# Question Regarding the Coordinate Independent Form of the Exterior Derivative

The coordinate version of the exterior derivative $d:\Omega^k(M)\to \Omega^{k+1}(M)$ of differential forms of a $C^\infty$ manifold $M$ can be expressed on a form $$\omega=fdx^1\wedge\cdots\wedge dx^k$$ as $$d\omega=\sum_{i=1}^n\frac{\partial f}{\partial x^i}dx^i\wedge dx^1\wedge\cdots \wedge dx^k$$ (for example). Alternatively, one can express this in a coordinate invariant form as $$d\omega(X_1,\ldots, X_{k+1})=\sum_{i=1}^{k+1}(-1)^{i+1}X_i(\omega(X_1,\ldots, \widehat{X_i},\ldots, X_{k+1}))$$ $$+\sum_{1\le i<j\le k+1}(-1)^{i+j}\omega([X_i,X_j],X_1,\ldots, \widehat{X_i},\ldots, \widehat{X_j},\ldots,X_{k+1}).$$ Here the $X_i\in \mathfrak{X}(M)$. I can show that these two operators are actually the same. That's not a problem. My confusion is in showing that the coordinate invariant form $d\omega$ is independent of extension $X_1,\ldots, X_{k+1}\in \mathfrak{X}(M)$. Indeed, the idea is that we define $d\omega_p$ on a $(k+1)-$tuple $$(v_1,\ldots, v_{k+1})\in \overbrace{T_pM\times\cdots\times T_pM}^{k+1\:\text{times}}$$ by extending this tuple to a $(k+1)-$tuple of smooth vector fields $X_1,\ldots, X_{k+1}$ so that $X_i(p)=v_i$. I can see that this is independent of extension, because of the corresponding fact for the coordinate definition.

On the other hand, I would like to show that this formula is well-defined in this sense intrinisically, based only on the coordinate independent formula.

EDIT: As an addendum, I want to understand why the coordinate independent definition is independent of extension $(X_1,\ldots, X_{k+1})$ chosen without appealing to the coordinate definition.

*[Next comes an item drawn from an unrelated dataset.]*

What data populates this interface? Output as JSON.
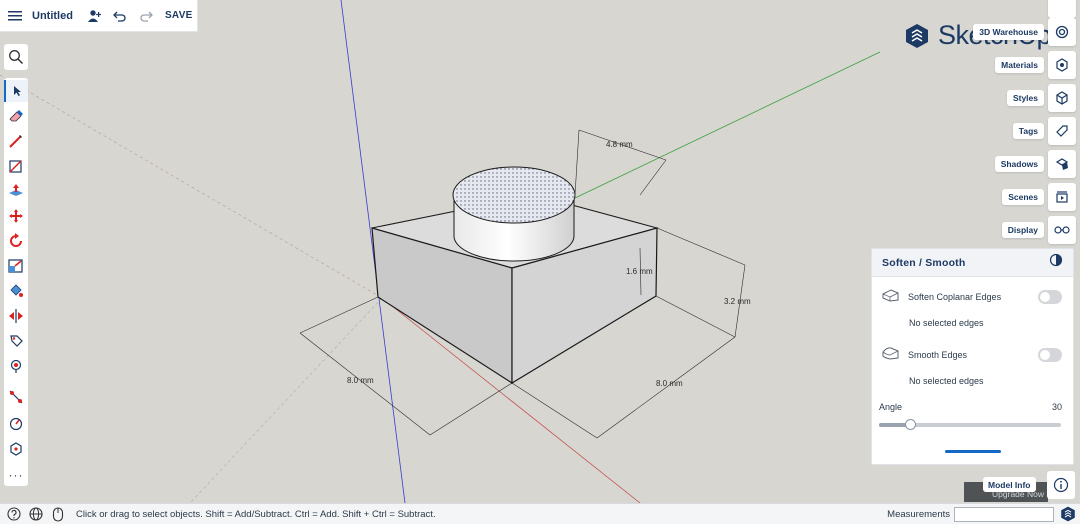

EDIT 2: Please note this question is not a duplicate of the other, because I am interested in showing the corresponding fact for the coordinate-independent version of the formula, without appealing to the coordinate expression.

• I only briefly scanned that question, but it does not address my question, since I am wondering why the coordinate free form is intrinsically well-defined, as opposed to the coordinate version, which I understand. Nov 26 '17 at 21:51
• All right. Let me remove that. Nov 26 '17 at 21:55
• What do you mean by the last paragraph ? Its not really clear (at least for me). Can you make some sketch ? Nov 26 '17 at 22:08
• Possible duplicate of Exterior derivative well-defined Nov 27 '17 at 0:06
• As already addressed, that question does not answer my question. They are different questions, albeit related. Nov 27 '17 at 0:07

If you're trying to avoid coordinates, the way to verify that an $\mathbb R$-multilinear expression involving vector fields is "pointwise" (i.e. depends only on the value of the vector fields at the point at which the expression itself is being evaluated) is via the following fact, sometimes called the Tensor Characterization Lemma.
A map $T:\mathscr X(M)\times\cdots \times \mathscr X(M) \to C^\infty(M)$ is a tensor field if and only if it is $C^\infty (M)-$multilinear.
Here I am using the pointwise/"smooth section" definition of tensor fields: a tensor field is a smooth map $s : M \to T^*M \otimes \ldots \otimes T^* M$ such that $\pi \circ s = \mathrm{id}_M$, where $\pi$ is the bundle projection sending a tensor to its base point. When we say $T$ is a tensor field, what we really mean is that $T$ can be written $$T(X_1,\ldots,X_n)(p) = s(p)(X_1|_p, \ldots, X_n|_p)$$ for some tensor field $s$. (In practice, since we have this equivalence we typically treat $s$ and $T$ as just being two different ways of looking at the same object, and many authors define tensor fields as $C^\infty(M)-$multilinear maps of vector fields instead.)
Thus to answer your question, it suffices to show that $(X_1,\ldots,X_n) \mapsto d \omega(X_1,\ldots,X_n)$ is $C^\infty(M)-$multilinear, which you have apparently already done.